Caroline and Bronya from Tattingstone School sent wonderfully explained solutions to this problem. Caroline drew some diagrams to help her:
Side AB = 1 Perimeter = 3 x 1 = 3 

Side ADB = 4 x ^{1}/_{3} =
^{4}/_{3} Perimeter = 3 x ^{4}/_{3} = 4 

Side ADB = 4 x ^{4}/_{9} =
^{16}/_{9} Perimeter = 3 x ^{16}/_{9} = ^{48}/_{9} = ^{16}/_{3} = 5 ^{1}/_{3} 
She explains:
The pattern is every time you add on a new smaller spike you multiply by 4 and divide by 3.
Here, Bronya describes how she approached the problem:
First of all I looked at the perimeter of the equilateral triangle. It was 3 units. Then I looked at the perimeter of the star. If one side is 1^{1}/_{3} units then the perimeter is 4 units. Then the perimeter of the third shape. I looked at a section like this:
Each section = ^{1}/_{3} + ^{1}/_{9} unit = ^{3}/_{9} + ^{1}/_{9} = ^{4}/_{9} unit
There are 12 sections so the total perimeter = ^{4}/_{9} x ^{12}/_{1} = ^{48}/_{9}
I looked at all the perimeters as ninths:
Perimeter 1 was ^{27}/_{9}
Perimeter 2 was ^{36}/_{9}
Perimeter 3 was ^{48}/_{9}
Each time the perimeter increases by one third.

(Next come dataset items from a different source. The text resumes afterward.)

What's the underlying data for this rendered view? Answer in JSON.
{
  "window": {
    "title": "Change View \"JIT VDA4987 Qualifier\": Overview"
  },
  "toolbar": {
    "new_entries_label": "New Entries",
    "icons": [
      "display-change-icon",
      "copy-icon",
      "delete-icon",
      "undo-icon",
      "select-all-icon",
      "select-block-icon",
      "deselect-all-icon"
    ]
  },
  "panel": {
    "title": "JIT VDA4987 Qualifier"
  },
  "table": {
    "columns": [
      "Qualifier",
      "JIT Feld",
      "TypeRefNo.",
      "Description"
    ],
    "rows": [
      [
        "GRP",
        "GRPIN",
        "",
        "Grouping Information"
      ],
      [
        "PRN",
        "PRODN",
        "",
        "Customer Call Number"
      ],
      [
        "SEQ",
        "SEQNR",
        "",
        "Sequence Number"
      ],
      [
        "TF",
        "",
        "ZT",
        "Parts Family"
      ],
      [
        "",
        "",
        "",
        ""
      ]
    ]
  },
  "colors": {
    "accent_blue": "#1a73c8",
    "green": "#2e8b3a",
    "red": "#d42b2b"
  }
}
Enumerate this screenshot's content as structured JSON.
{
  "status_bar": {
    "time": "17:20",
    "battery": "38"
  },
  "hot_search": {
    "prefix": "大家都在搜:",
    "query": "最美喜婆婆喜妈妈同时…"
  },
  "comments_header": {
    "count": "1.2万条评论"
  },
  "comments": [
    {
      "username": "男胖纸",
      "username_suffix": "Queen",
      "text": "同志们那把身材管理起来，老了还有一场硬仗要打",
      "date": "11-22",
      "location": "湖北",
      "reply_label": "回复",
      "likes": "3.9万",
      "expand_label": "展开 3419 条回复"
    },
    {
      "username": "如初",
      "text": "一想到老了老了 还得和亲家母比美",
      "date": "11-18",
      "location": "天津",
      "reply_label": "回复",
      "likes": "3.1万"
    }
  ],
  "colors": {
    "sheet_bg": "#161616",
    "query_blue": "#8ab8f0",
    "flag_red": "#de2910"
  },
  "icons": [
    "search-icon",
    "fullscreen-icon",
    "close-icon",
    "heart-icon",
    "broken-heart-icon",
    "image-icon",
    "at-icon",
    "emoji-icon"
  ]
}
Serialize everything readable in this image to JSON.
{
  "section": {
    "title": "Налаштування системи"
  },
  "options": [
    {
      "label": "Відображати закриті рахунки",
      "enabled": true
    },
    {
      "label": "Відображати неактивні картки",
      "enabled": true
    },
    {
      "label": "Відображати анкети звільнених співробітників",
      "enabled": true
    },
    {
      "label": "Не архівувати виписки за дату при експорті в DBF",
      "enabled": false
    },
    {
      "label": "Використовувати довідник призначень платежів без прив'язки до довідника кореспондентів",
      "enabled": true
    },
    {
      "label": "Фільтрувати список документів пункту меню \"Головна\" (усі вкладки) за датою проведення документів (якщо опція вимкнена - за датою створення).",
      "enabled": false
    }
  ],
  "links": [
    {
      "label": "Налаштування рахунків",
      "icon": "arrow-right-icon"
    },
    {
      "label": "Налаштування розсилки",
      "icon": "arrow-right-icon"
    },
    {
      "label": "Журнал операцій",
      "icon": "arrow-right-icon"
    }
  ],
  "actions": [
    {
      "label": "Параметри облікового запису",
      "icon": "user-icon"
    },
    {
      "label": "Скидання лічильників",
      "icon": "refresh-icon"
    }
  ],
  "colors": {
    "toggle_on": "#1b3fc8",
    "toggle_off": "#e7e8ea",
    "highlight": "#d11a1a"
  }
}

I think this comes about because in each section a third of the section is added on.The perimeter of the next shape would be ^{64}/_{9} because:
48 divided by 3 is 16 therefore increase ^{48}/_{9} by ^{16}/_{9}
Total would be: ^{48}/_{9} + ^{16}/_{9} = ^{64}/_{9}
Thank you to you both  these are very well reasoned solutions. I wonder whether you could generalise to any shape in this series?